Recently I was on my favorite website planning a get-away vacation as a Valentine’s Day gift for my husband. He picked the location and my job was to find a hotel – no pressure. In a click of the button I had all kinds of options with all kinds of information. Rates, availability, amenities, photos, what’s nearby, maps. Way too many options! Not being a planner by nature, I tried to identify and prioritize what was important for our stay.
First, it had to have an ocean view, preferably on the beach not “just a block away”. Second, the bed had to be comfortable. We didn’t need most of the amenities like a pool, fitness center, restaurant on site etc . I would prefer it to be a newer model, with the “standard” in the room amenities. This helped eliminate some of the questionable offerings, but I still had too many options.
In order to narrow down my options, I decided to focus on the pictures. For each location, I still had that nagging thought of “What if they really didn’t look like they did in the pics?” Then I remembered – ah yes, the great element of information obtained immediately in the “see how others have rated this hotel” link! Imagine, actual customer feedback in just a click! Well, I’m glad I looked- and I wondered, as a long tenured Human Resource professional, if the hotel management looked as well!
At Hotel A, the rooms and grounds looked wonderful. Feedback seemed to support the pleasing aesthetics and lush grounds. The service however, apparently was lacking. Several comments relating to “rude” or “invisible” staff were noted. I was a little worried. Several posters commented that the nice amenities didn’t make up for the lack of service their received- and they wouldn’t be staying there again. Some said the nice amenities made up for the rude behavior of the staff. They would return, possibly.
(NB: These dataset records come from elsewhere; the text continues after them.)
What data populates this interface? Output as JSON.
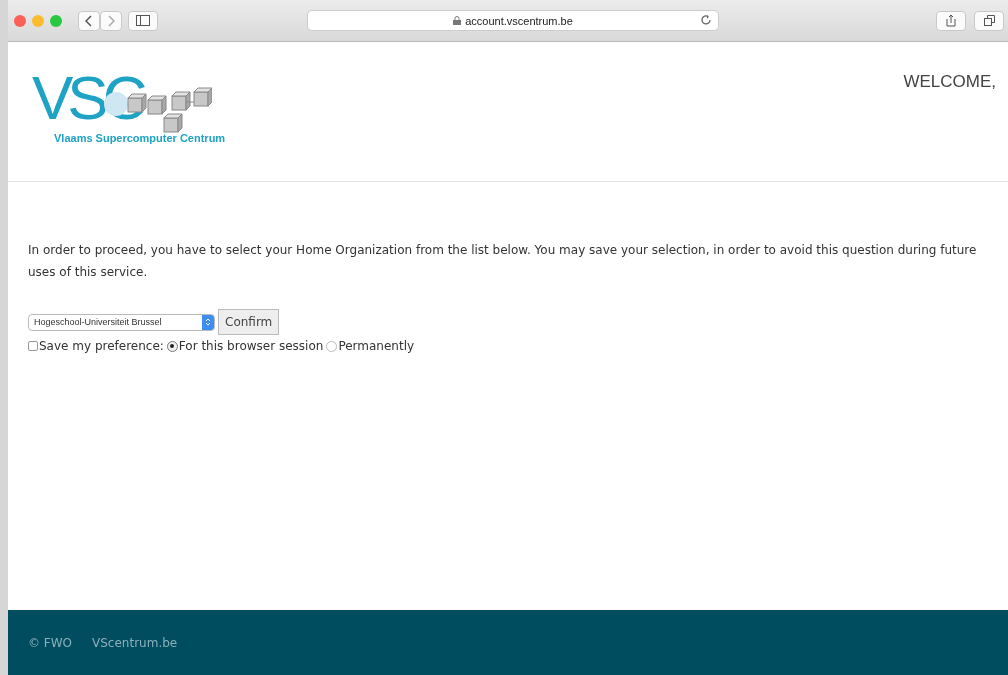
{
  "browser": {
    "url": "account.vscentrum.be"
  },
  "header": {
    "logo_letters": "VSC",
    "logo_caption": "Vlaams Supercomputer Centrum",
    "welcome": "WELCOME,"
  },
  "intro": "In order to proceed, you have to select your Home Organization from the list below. You may save your selection, in order to avoid this question during future uses of this service.",
  "organization_select": {
    "value": "Hogeschool-Universiteit Brussel"
  },
  "confirm_button": "Confirm",
  "save_preference": {
    "label": "Save my preference:",
    "checked": false
  },
  "options": [
    {
      "label": "For this browser session",
      "selected": true
    },
    {
      "label": "Permanently",
      "selected": false
    }
  ],
  "footer": {
    "links": [
      "© FWO",
      "VScentrum.be"
    ]
  }
}
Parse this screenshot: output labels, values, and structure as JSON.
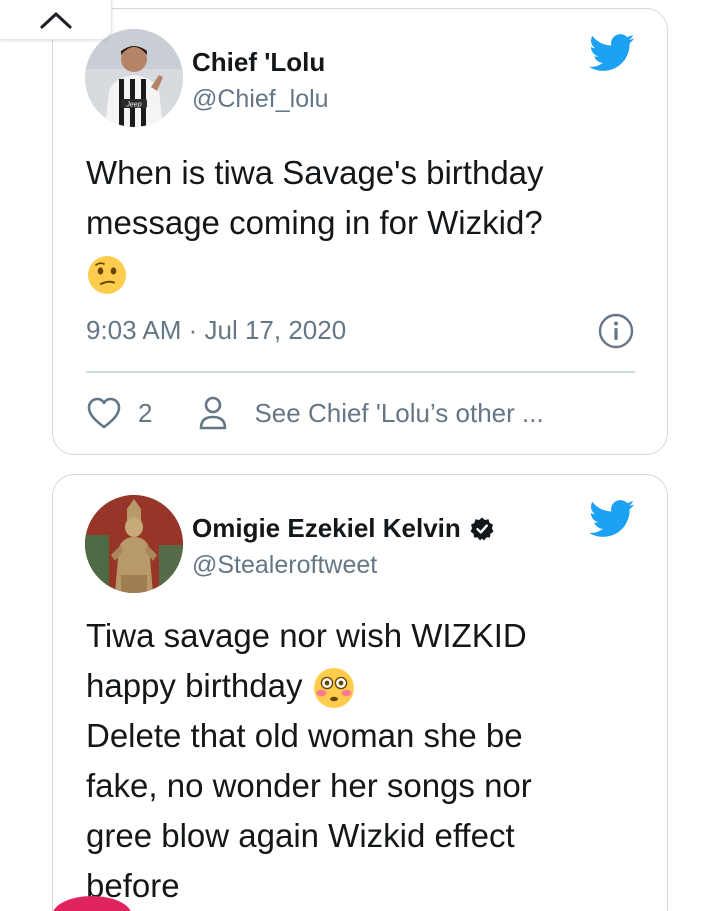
{
  "tweets": [
    {
      "name": "Chief 'Lolu",
      "handle": "@Chief_lolu",
      "verified": false,
      "text_lines": [
        "When is tiwa Savage's birthday",
        "message coming in for Wizkid?"
      ],
      "emoji": "confused-face",
      "timestamp": "9:03 AM · Jul 17, 2020",
      "likes": "2",
      "other_link": "See Chief 'Lolu’s other ..."
    },
    {
      "name": "Omigie Ezekiel Kelvin",
      "handle": "@Stealeroftweet",
      "verified": true,
      "text_line1": "Tiwa savage nor wish WIZKID",
      "text_line2": "happy birthday",
      "emoji": "flushed-face",
      "text_rest": [
        "Delete that old woman she be",
        "fake, no wonder her songs nor",
        "gree blow again Wizkid effect",
        "before"
      ]
    }
  ],
  "colors": {
    "twitter_blue": "#1da1f2",
    "text": "#14171a",
    "muted": "#657786",
    "border": "#cfd9de"
  }
}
Hotel B was less on the “fancy” side so I was nervous to see those reviews. What a very different twist! While many of the reviewers noted the “cleanliness” of the room and the nice lobby area, the majority focused on the “friendliness” of the staff, the “excellent service” provided. Every entry I read said they were surprised at the level of service provided and how welcomed they felt during their stay. No one mentioned the lack of plush towels, or high end mattresses.
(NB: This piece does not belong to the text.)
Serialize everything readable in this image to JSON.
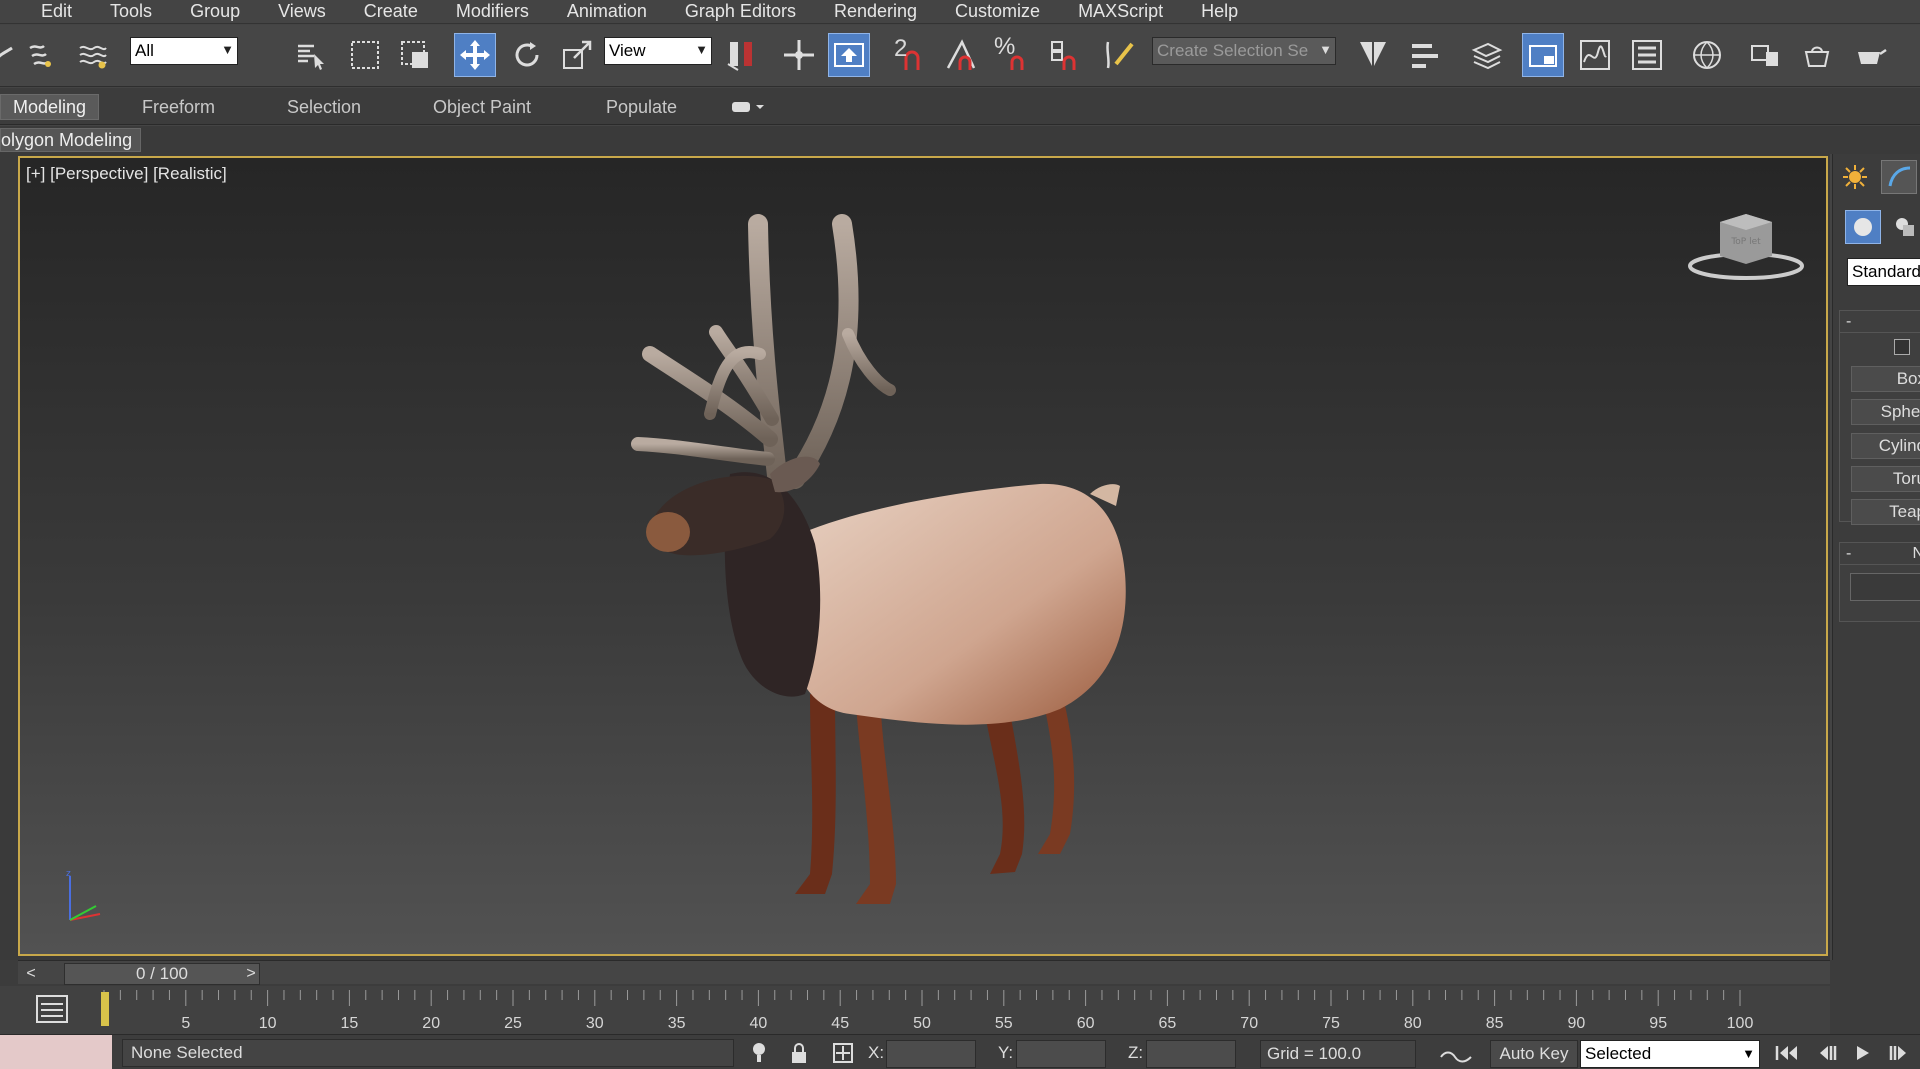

So my decision now relied on information obtained from total strangers. Am I more like the ones willing to give up service excellence for the plush amenities, or am I really like the ones willing to do with less amenities in trade for better service?
I like to be treated well when I am a customer paying for a service. I like to be acknowledged when I check in to a hotel- like they’ve been eagerly waiting for me! I like to know that if I have questions about the best local restaurant- someone will be willing to answer, possibly even show me on the map how to get there! Better yet, call ahead and make sure I can get in! I would love the plush mattress top, the fancy towels and marble bathrooms- but if I have to sacrifice service, no thanks. But that’s my personal side. I then had to put on my HR hat….
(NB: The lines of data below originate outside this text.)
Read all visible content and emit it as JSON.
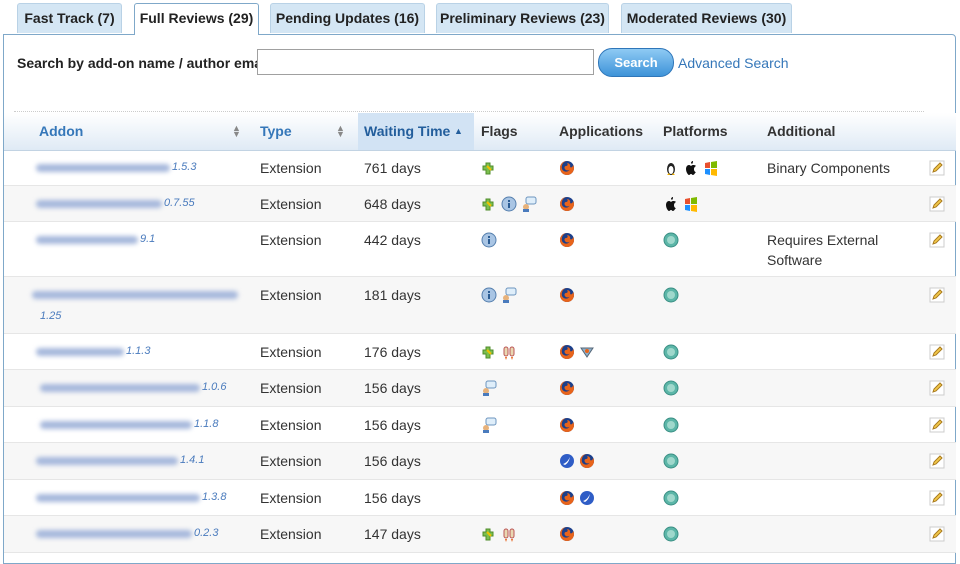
{
  "tabs": [
    {
      "label": "Fast Track (7)"
    },
    {
      "label": "Full Reviews (29)",
      "active": true
    },
    {
      "label": "Pending Updates (16)"
    },
    {
      "label": "Preliminary Reviews (23)"
    },
    {
      "label": "Moderated Reviews (30)"
    }
  ],
  "search": {
    "label": "Search by add-on name / author email",
    "placeholder": "",
    "value": "",
    "button": "Search",
    "advanced": "Advanced Search"
  },
  "table": {
    "columns": [
      "Addon",
      "Type",
      "Waiting Time",
      "Flags",
      "Applications",
      "Platforms",
      "Additional"
    ],
    "rows": [
      {
        "version": "1.5.3",
        "type": "Extension",
        "waiting": "761 days",
        "flags": [
          "addon-icon"
        ],
        "apps": [
          "firefox-icon"
        ],
        "platforms": [
          "linux-icon",
          "apple-icon",
          "windows-icon"
        ],
        "additional": "Binary Components"
      },
      {
        "version": "0.7.55",
        "type": "Extension",
        "waiting": "648 days",
        "flags": [
          "addon-icon",
          "info-icon",
          "comment-icon"
        ],
        "apps": [
          "firefox-icon"
        ],
        "platforms": [
          "apple-icon",
          "windows-icon"
        ],
        "additional": ""
      },
      {
        "version": "9.1",
        "type": "Extension",
        "waiting": "442 days",
        "flags": [
          "info-icon"
        ],
        "apps": [
          "firefox-icon"
        ],
        "platforms": [
          "globe-icon"
        ],
        "additional": "Requires External Software"
      },
      {
        "version": "1.25",
        "type": "Extension",
        "waiting": "181 days",
        "flags": [
          "info-icon",
          "comment-icon"
        ],
        "apps": [
          "firefox-icon"
        ],
        "platforms": [
          "globe-icon"
        ],
        "additional": ""
      },
      {
        "version": "1.1.3",
        "type": "Extension",
        "waiting": "176 days",
        "flags": [
          "addon-icon",
          "jetpack-icon"
        ],
        "apps": [
          "firefox-icon",
          "mobile-icon"
        ],
        "platforms": [
          "globe-icon"
        ],
        "additional": ""
      },
      {
        "version": "1.0.6",
        "type": "Extension",
        "waiting": "156 days",
        "flags": [
          "comment-icon"
        ],
        "apps": [
          "firefox-icon"
        ],
        "platforms": [
          "globe-icon"
        ],
        "additional": ""
      },
      {
        "version": "1.1.8",
        "type": "Extension",
        "waiting": "156 days",
        "flags": [
          "comment-icon"
        ],
        "apps": [
          "firefox-icon"
        ],
        "platforms": [
          "globe-icon"
        ],
        "additional": ""
      },
      {
        "version": "1.4.1",
        "type": "Extension",
        "waiting": "156 days",
        "flags": [],
        "apps": [
          "thunderbird-icon",
          "firefox-icon"
        ],
        "platforms": [
          "globe-icon"
        ],
        "additional": ""
      },
      {
        "version": "1.3.8",
        "type": "Extension",
        "waiting": "156 days",
        "flags": [],
        "apps": [
          "firefox-icon",
          "thunderbird-icon"
        ],
        "platforms": [
          "globe-icon"
        ],
        "additional": ""
      },
      {
        "version": "0.2.3",
        "type": "Extension",
        "waiting": "147 days",
        "flags": [
          "addon-icon",
          "jetpack-icon"
        ],
        "apps": [
          "firefox-icon"
        ],
        "platforms": [
          "globe-icon"
        ],
        "additional": ""
      }
    ]
  }
}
I wonder if those hotels read the reviews.
- I wonder if they can accurately gauge the level of true service provided by their staff.
- Do they hire individuals who have the core behaviors and values that support a service-oriented perspective?
- Have they defined their culture to even be able to identify those behaviors and values?
- Do they onboard individuals with the expectation that service excellence is the only way to “be”?
- Do they use performance management programs to reward those who excel at providing service?
- Do they remove those individuals who fail to recognize the need to put the customer first?
I chose Hotel B. I would have gladly paid more for Hotel A if I thought I would have received the same level of care. After all, isn’t “service” really another way to say “caring about me”?